SCOTUS civil rights ruling effectively ends Harvard Greek-life policy saga
Harvard announced that it is ending its social group regulations, which bar members of gender-selective clubs from holding various leadership roles.
The Supreme Court’s decision on Bostock v. Clayton County, which ruled that the Civil Rights Act prohibits employment discrimination based on gender identity, influenced the decision.
Harvard is removing its controversial social group sanctions following a recent Supreme Court decision about sex discrimination.
The university implemented sanctions against members of single-gender Greek organizations and the school’s famously exclusive “final clubs” in 2016. Starting with the class of 2021, students in those groups would have been barred from holding leadership positions in certain extracurricular clubs and varsity sports.
These sanctions were intended to remove gender as a barrier to certain social spaces among university students.
However, after the recent Supreme Court opinion on Bostock v. Clayton County — in which the Court decided that Title VII of the Civil Rights Act prohibits employment discrimination based on gender identity — Harvard is ending its enforcement of the sanctions.
In 2018, various Greek organizations and student groups filed lawsuits against Harvard in both Massachusetts and federal court. They reasoned that the policy effectively punished students for desiring association with individuals of the same sex and that the policy forwarded the view that male social groups are likely to be bigoted and sexually violent.
In an email Monday, Harvard president Lawrence Bacow said the Supreme Court’s decision means that Harvard will likely lose one of the suits, which U.S. District Judge Nathaniel Gorton declined to dismiss in August 2019.
“It now seems clear that Judge Gorton would ultimately grant judgment in the plaintiffs’ favor in the pending lawsuit and that Harvard would be legally barred from further enforcing the policy,” wrote Bacow.

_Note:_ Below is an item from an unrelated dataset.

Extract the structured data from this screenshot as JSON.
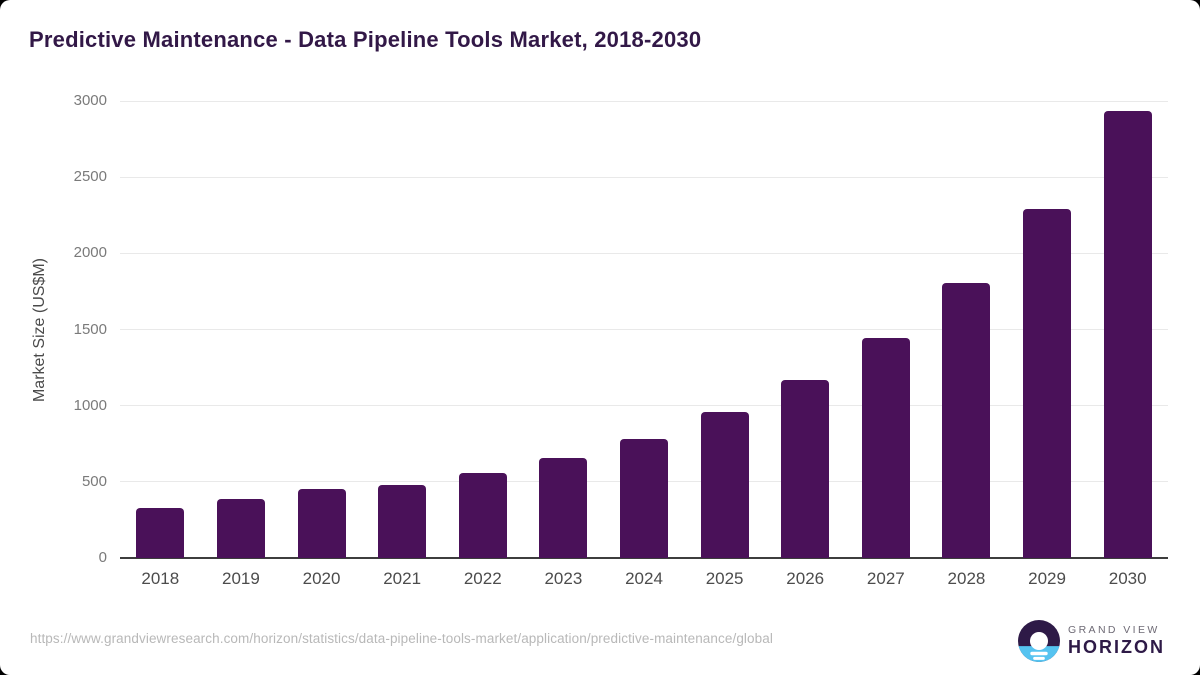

However, the university is still committed to combating perceived gender barriers. Bacow included in his email that “Harvard is fairer and better when a student’s gender does not stand as a barrier to social opportunities while in college or inhibit students’ access to alumni networks that can help enable opportunities later in life,” and encouraged organizations to rethink gender-specific policies.
“We applaud the many previously single-gender social organizations that have changed their membership policies to become more inclusive since the College first announced its policy in 2016. And, especially at a time of intense nationwide scrutiny directed at structures and systems that have reinforced privilege and inequity throughout society, we urge the remaining unrecognized single-gender social organizations to take this occasion to reflect further on their own membership policies,” wrote Bacow.
“This is a moment when many organizations are questioning and rethinking longstanding practices that have contributed to exclusion and unequal opportunity,” he added. “I hope that both the students who lead the remaining single-gender social organizations and the graduates who govern them will see fit to join in that effort, in the spirit of inclusion that our students deserve and our times demand.”